Sempre più italiani vivono in una condizione di disagio ed emarginazione che rende ancor più difficile affrontare e risolvere la giusta e necessaria richiesta di integrazione degli immigrati. Sono certo tempi in cui il multiculturalismo in Europa non gode di ottima salute, sembra essere ormai considerato fallimentare dai principali leader europei. In particolare David Cameron ha parlato di “dottrina del multiculturalismo di Stato” che non ha prodotto altro che autoghettizzazione tra diverse etnie e culture, una disgregazione sociale frutto di una mancata “visione comune della società alla quale sentire di voler appartenere”. Gli stranieri residenti in Italia sono l’8% della popolazione, percentuale che secondo l’Istat tra cinquanta anni raggiungerà il 24%, producono il 12% del Pil, versano 6 miliardi di Irpef e 8 miliardi di euro di contributi previdenziali di cui difficilmente potranno godere, così come le future generazioni di “cittadini” di fatto escluse dal sistema produttivo e dal mondo del lavoro.

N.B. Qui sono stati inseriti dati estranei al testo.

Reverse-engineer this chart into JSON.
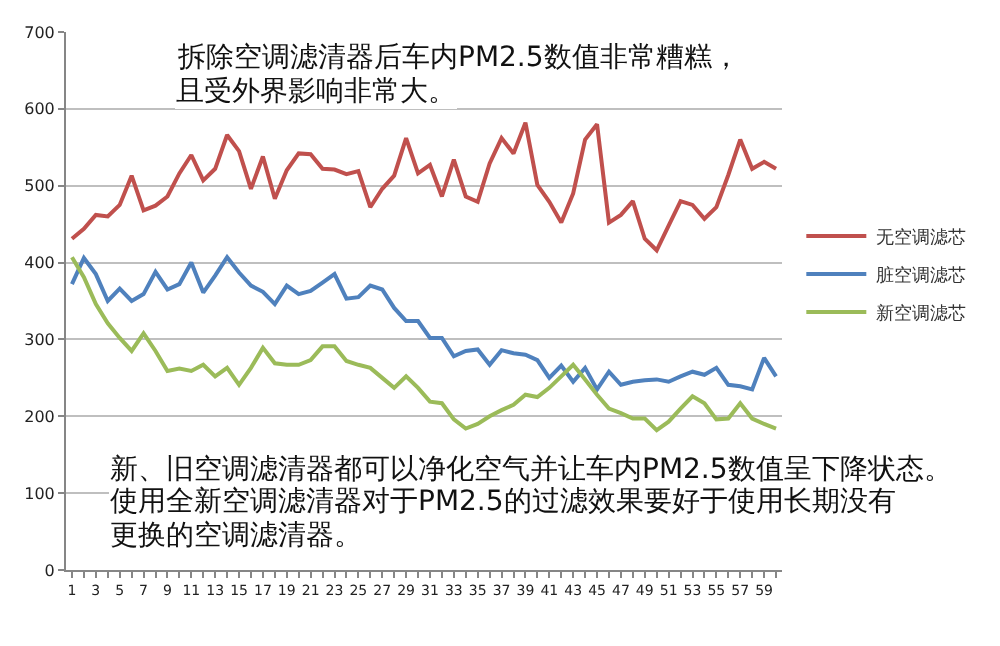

Il ministro Kyenge riporta al centro della discussione politica la questione dello ius soli: la concessione della cittadinanza a tutti coloro che nascano in Italia, a prescindere da quella dei rispettivi genitori, così come accade negli Stati Uniti e in Canada. In Europa ad eccezione della Francia, con il doppio ius soli, continua a prevalere, invece, lo “ius sanguinis”, l’acquisizione della cittadinanza in conseguenza della nascita da un genitore in possesso della stessa cittadinanza. Ciò che al paragone degli altri Paesi europei risulta più gravoso in Italia dell’iter burocratico sono tempi e misure più rigide (In Italia sono necessari 10 anni, che talvolta finiscono per diventare anche 15-20anni). Cosa voglia pero’ dire oggi essere cittadino italiano non è facile da spiegarsi, come riuscire a realizzare l’integrazione in un Paese disgregato, irriconoscibile, che da 150 anni cerca di “fare gli italiani”, senza riuscirci. Un Paese eternamente diviso, in fazioni, in lobby, in confraternite, in logge, in condomini che conosce tregua solo in occasione della partita della nazionale di calcio.

Flaiano diceva che l’Italia è “il Paese dove sono accampati gli italiani”. Ma davvero vogliono diventare italiani, gli conviene?